The Alcott-May courtship was ideal. Retaining the heaven that lay about him in his infancy, keeping his close companionship with God and God's great laboratory, Nature, Bronson Alcott demanded something more than mere physical attraction in choosing his wife. A certain quaint circumspection characterized their love-making. Abigail May once wrote: "Mr. Alcott's views on education were very attractive, and I was charmed by his modesty," and long after their engagement she spoke of her lover as "her friend." He was, and so he continued to be in the highest sense of the word.
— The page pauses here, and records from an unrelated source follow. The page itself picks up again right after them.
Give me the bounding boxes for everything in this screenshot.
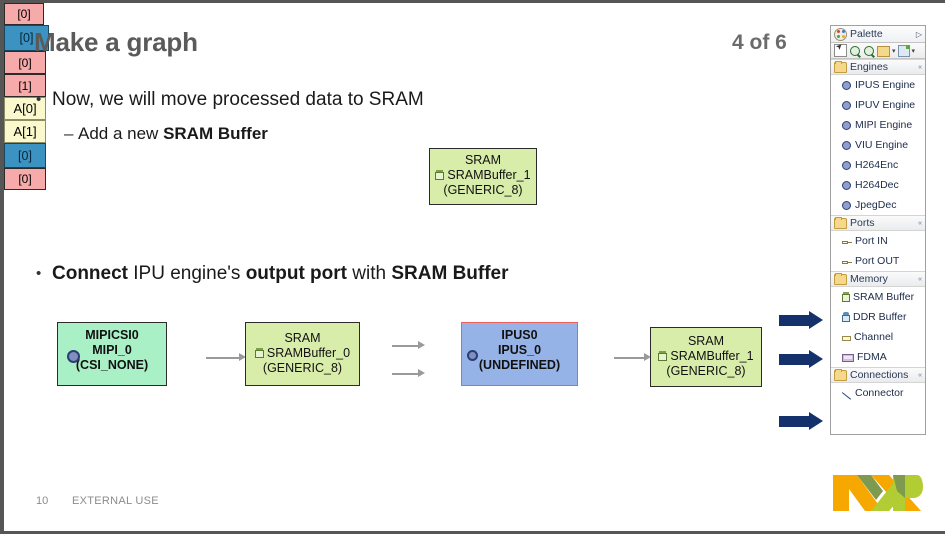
ipus-engine-node[interactable]: IPUS0 IPUS_0 (UNDEFINED) (461, 322, 578, 386)
bullet-2-mid-2: with (347, 263, 391, 284)
connector-arrow-3 (418, 369, 425, 377)
ipus-line-3: (UNDEFINED) (462, 358, 577, 373)
footer-page-number: 10 (36, 495, 48, 507)
palette-item-label: Connector (855, 387, 903, 399)
bullet-1-text: Now, we will move processed data to SRAM (52, 89, 424, 110)
collapse-chevron-icon-memory[interactable]: « (918, 276, 922, 283)
top-sram-line-2: SRAMBuffer_1 (430, 168, 536, 183)
engine-icon (842, 121, 851, 130)
palette-item-label: JpegDec (855, 199, 896, 211)
palette-item-ddr-buffer[interactable]: DDR Buffer (831, 307, 925, 327)
select-tool-arrow-icon[interactable] (834, 44, 847, 57)
collapse-chevron-icon-ports[interactable]: « (918, 220, 922, 227)
palette-item-ipus-engine[interactable]: IPUS Engine (831, 75, 925, 95)
palette-item-viu-engine[interactable]: VIU Engine (831, 135, 925, 155)
folder-dropdown-chevron-down-icon[interactable]: ▾ (892, 47, 896, 55)
sram1-line-2: SRAMBuffer_1 (651, 349, 761, 364)
palette-item-label: FDMA (857, 351, 887, 363)
arrow-to-sram-buffer (779, 311, 825, 329)
collapse-chevron-icon-connections[interactable]: « (918, 372, 922, 379)
engine-icon (842, 181, 851, 190)
palette-item-label: H264Dec (855, 179, 899, 191)
top-sram-port[interactable]: [0] (4, 3, 44, 25)
zoom-in-icon[interactable] (850, 46, 860, 56)
ipus-output-port[interactable]: [0] (4, 143, 46, 168)
ddr-buffer-icon (842, 312, 850, 322)
palette-panel[interactable]: Palette ▷ ▾ ▾ Engines « IPUS Engine IPUV… (830, 25, 926, 435)
palette-item-fdma[interactable]: FDMA (831, 347, 925, 367)
engine-icon (842, 141, 851, 150)
new-dropdown-chevron-down-icon[interactable]: ▾ (912, 47, 916, 55)
folder-icon-memory (834, 274, 847, 285)
collapse-chevron-icon-engines[interactable]: « (918, 64, 922, 71)
mipi-line-1: MIPICSI0 (58, 328, 166, 343)
palette-item-ipuv-engine[interactable]: IPUV Engine (831, 95, 925, 115)
new-document-icon[interactable] (898, 45, 910, 57)
arrow-to-connector (779, 412, 825, 430)
palette-item-h264dec[interactable]: H264Dec (831, 175, 925, 195)
palette-toolbar[interactable]: ▾ ▾ (831, 43, 925, 59)
sram-buffer-1-node[interactable]: SRAM SRAMBuffer_1 (GENERIC_8) (650, 327, 762, 387)
fdma-icon (842, 354, 854, 362)
palette-item-label: IPUS Engine (855, 79, 915, 91)
palette-item-label: Port OUT (855, 255, 899, 267)
palette-icon (834, 28, 847, 41)
ipus-engine-gear-icon (467, 350, 478, 361)
mipi-engine-gear-icon (67, 350, 80, 363)
palette-item-label: Channel (854, 331, 893, 343)
sram1-line-1: SRAM (651, 334, 761, 349)
palette-item-channel[interactable]: Channel (831, 327, 925, 347)
sram-buffer-icon (842, 292, 850, 302)
channel-icon (842, 336, 851, 341)
connector-line-2 (392, 345, 420, 347)
ipus-line-1: IPUS0 (462, 328, 577, 343)
bullet-2-bold-2: output port (246, 263, 347, 284)
sram0-line-1: SRAM (246, 331, 359, 346)
sram0-line-3: (GENERIC_8) (246, 361, 359, 376)
palette-item-port-in[interactable]: Port IN (831, 231, 925, 251)
bullet-1-sub-text: Add a new (78, 124, 163, 143)
palette-item-label: Port IN (855, 235, 888, 247)
palette-item-h264enc[interactable]: H264Enc (831, 155, 925, 175)
palette-title-bar: Palette ▷ (831, 26, 925, 43)
palette-item-mipi-engine[interactable]: MIPI Engine (831, 115, 925, 135)
memory-icon-2 (255, 348, 264, 358)
connector-line-1 (206, 357, 241, 359)
engine-icon (842, 161, 851, 170)
page-title: Make a graph (34, 27, 198, 58)
folder-icon-ports (834, 218, 847, 229)
connector-line-4 (614, 357, 646, 359)
folder-icon-engines (834, 62, 847, 73)
palette-group-ports-label: Ports (850, 217, 915, 229)
connector-arrow-2 (418, 341, 425, 349)
folder-icon[interactable] (877, 46, 890, 57)
engine-icon (842, 201, 851, 210)
footer-label: EXTERNAL USE (72, 495, 159, 507)
engine-icon (842, 81, 851, 90)
port-icon (842, 260, 852, 265)
palette-item-label: H264Enc (855, 159, 898, 171)
palette-item-label: DDR Buffer (853, 311, 907, 323)
bullet-2: •Connect IPU engine's output port with S… (36, 263, 509, 285)
sram1-line-3: (GENERIC_8) (651, 364, 761, 379)
top-sram-buffer-node[interactable]: SRAM SRAMBuffer_1 (GENERIC_8) (429, 148, 537, 205)
zoom-out-icon[interactable] (864, 46, 874, 56)
sram0-line-2: SRAMBuffer_0 (246, 346, 359, 361)
palette-group-memory-label: Memory (850, 273, 915, 285)
palette-item-label: VIU Engine (855, 139, 908, 151)
bullet-1: •Now, we will move processed data to SRA… (36, 89, 424, 111)
palette-title-label: Palette (850, 28, 913, 40)
bullet-2-mid-1: IPU engine's (128, 263, 246, 284)
palette-item-sram-buffer[interactable]: SRAM Buffer (831, 287, 925, 307)
bullet-dot-icon: • (36, 91, 52, 108)
bullet-1-sub-bold: SRAM Buffer (163, 124, 268, 143)
palette-item-label: MIPI Engine (855, 119, 912, 131)
top-sram-line-3: (GENERIC_8) (430, 183, 536, 198)
palette-group-ports[interactable]: Ports « (831, 215, 925, 231)
bullet-1-sub: –Add a new SRAM Buffer (64, 124, 268, 144)
bullet-2-bold-3: SRAM Buffer (391, 263, 508, 284)
port-icon (842, 240, 852, 245)
channel-a1[interactable]: A[1] (4, 120, 46, 143)
engine-icon (842, 101, 851, 110)
palette-group-memory[interactable]: Memory « (831, 271, 925, 287)
memory-icon-3 (658, 351, 667, 361)
sram1-port-0[interactable]: [0] (4, 168, 46, 190)
connector-icon (842, 388, 852, 398)
slide-canvas: Make a graph 4 of 6 •Now, we will move p… (0, 0, 945, 534)
palette-item-label: SRAM Buffer (853, 291, 914, 303)
palette-item-label: IPUV Engine (855, 99, 915, 111)
folder-icon-connections (834, 370, 847, 381)
palette-group-connections-label: Connections (850, 369, 915, 381)
bullet-dot-icon-2: • (36, 265, 52, 282)
ipus-line-2: IPUS_0 (462, 343, 577, 358)
top-sram-line-1: SRAM (430, 153, 536, 168)
palette-item-jpegdec[interactable]: JpegDec (831, 195, 925, 215)
sram-buffer-0-node[interactable]: SRAM SRAMBuffer_0 (GENERIC_8) (245, 322, 360, 386)
bullet-dash-icon: – (64, 124, 78, 144)
connector-line-3 (392, 373, 420, 375)
page-counter: 4 of 6 (732, 31, 787, 55)
bullet-2-bold-1: Connect (52, 263, 128, 284)
palette-collapse-icon[interactable]: ▷ (916, 30, 922, 39)
palette-group-engines-label: Engines (850, 61, 915, 73)
nxp-logo (831, 471, 923, 515)
arrow-to-channel (779, 350, 825, 368)
palette-group-connections[interactable]: Connections « (831, 367, 925, 383)
palette-group-engines[interactable]: Engines « (831, 59, 925, 75)
palette-item-port-out[interactable]: Port OUT (831, 251, 925, 271)
memory-icon (435, 170, 444, 180)
palette-item-connector[interactable]: Connector (831, 383, 925, 403)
So satisfying were those friendship-courtship days, that apparently both were loath to end them, for another twelvemonth passed before the announcement of their betrothal, and it was nearly three years from the date of their first meeting before their marriage in King's Chapel, Boston, where the brother who had been the means of bringing them together performed the ceremony.

As their marriage day approached, there was little festivity and none of the rush that usually precedes a modern wedding. Everything was simple, quiet, and sure.

This is Bronson Alcott's letter, asking a friend to act as best man at his wedding.

Dear Sir:

Permit me to ask the favor of your calling at Col. May's at 4 o'clock precisely on Sunday afternoon next, to accompany me and my friend Miss May to King's Chapel.

With esteem,
A. B. Alcott

Thursday, May 20,
112 Franklin St. 1830.

So began the Alcott pilgrimage, their fortune consisting of love and faith and brains. In these they were rich indeed, and thus closed another chapter in the life of the gentle philosopher, of whom Ralph Waldo Emerson once said: "Our Alcott has only just missed being a seraph."